NASA on Thursday announced it has selected Elon Musk-run SpaceX, Jeff Bezos-owned Blue Origin and Dynetics (a Leidos company) to design and develop human landing systems (HLS) for the agency's Artemis programme, one of which will land the first woman and next man on the surface of the Moon by 2024. The total combined value for all awarded contracts is $967 million for the 10-month base period.
"With these contract awards, America is moving forward with the final step needed to land astronauts on the Moon by 2024, including the incredible moment when we will see the first woman set foot on the lunar surface," said NASA Administrator Jim Bridenstine.
NASA is on track for sustainable human exploration of the Moon for the first time in history.

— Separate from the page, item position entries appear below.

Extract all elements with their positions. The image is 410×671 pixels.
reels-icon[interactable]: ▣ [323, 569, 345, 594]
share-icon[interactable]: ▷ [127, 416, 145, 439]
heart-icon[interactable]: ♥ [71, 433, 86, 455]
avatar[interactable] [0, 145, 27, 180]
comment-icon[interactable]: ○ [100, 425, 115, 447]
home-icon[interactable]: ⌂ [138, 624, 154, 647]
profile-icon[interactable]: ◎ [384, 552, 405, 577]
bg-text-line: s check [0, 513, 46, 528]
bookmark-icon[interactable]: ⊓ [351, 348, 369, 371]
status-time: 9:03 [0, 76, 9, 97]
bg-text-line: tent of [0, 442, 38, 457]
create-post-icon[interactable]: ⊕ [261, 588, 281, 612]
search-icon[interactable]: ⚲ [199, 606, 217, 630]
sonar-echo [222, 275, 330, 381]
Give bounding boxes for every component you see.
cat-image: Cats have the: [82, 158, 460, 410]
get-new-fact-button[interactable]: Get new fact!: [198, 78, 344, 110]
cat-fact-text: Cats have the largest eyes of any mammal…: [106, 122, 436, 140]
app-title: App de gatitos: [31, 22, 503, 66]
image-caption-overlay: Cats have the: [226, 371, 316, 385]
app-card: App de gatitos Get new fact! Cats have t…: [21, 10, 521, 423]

"This is the first time since the Apollo era that NASA has direct funding for a human landing system, and now we have companies on contract to do the work for the Artemis programme," he said in a statement.
Blue Origin is developing the Integrated Lander Vehicle (ILV) - a three-stage lander to be launched on its own New Glenn Rocket System and ULA Vulcan launch system.
SpaceX is developing the Starship - a fully integrated lander that will use the SpaceX Super Heavy rocket.
Dynetics (a Leidos company) from Huntsville, Alabama, is working on the Dynetics Human Landing System (DHLS) - a single structure providing the ascent and descent capabilities that will launch on the ULA Vulcan launch system.
Fifty years ago, NASA's Apollo Programme proved it is possible to land humans on the Moon and return them safely to Earth.
"We are on our way. With these awards, we begin an exciting partnership with the best of the industry to accomplish the nation's goals. We have much work ahead, especially over these next critical 10 months. I have high confidence that working with these teammates, we will succeed," informed Douglas Loverro, NASA's associate administrator for Human Explorations and Operations Mission Directorate in Washington.
NASA's commercial partners will refine their lander concepts through the contract base period ending in February 2021.
During that time, the agency will evaluate which of the contractors will perform initial demonstration missions.
Charged with returning to the Moon in the next four years, NASA's Artemis programme will reveal new knowledge about the Moon, Earth, and our origins in the solar system.
The human landing system is a vital part of NASA's deep space exploration plans, along with the Space Launch System (SLS) rocket, Orion spacecraft, and Gateway.
NASA said it is returning to the Moon for scientific discovery, economic benefits, and inspiration for a new generation.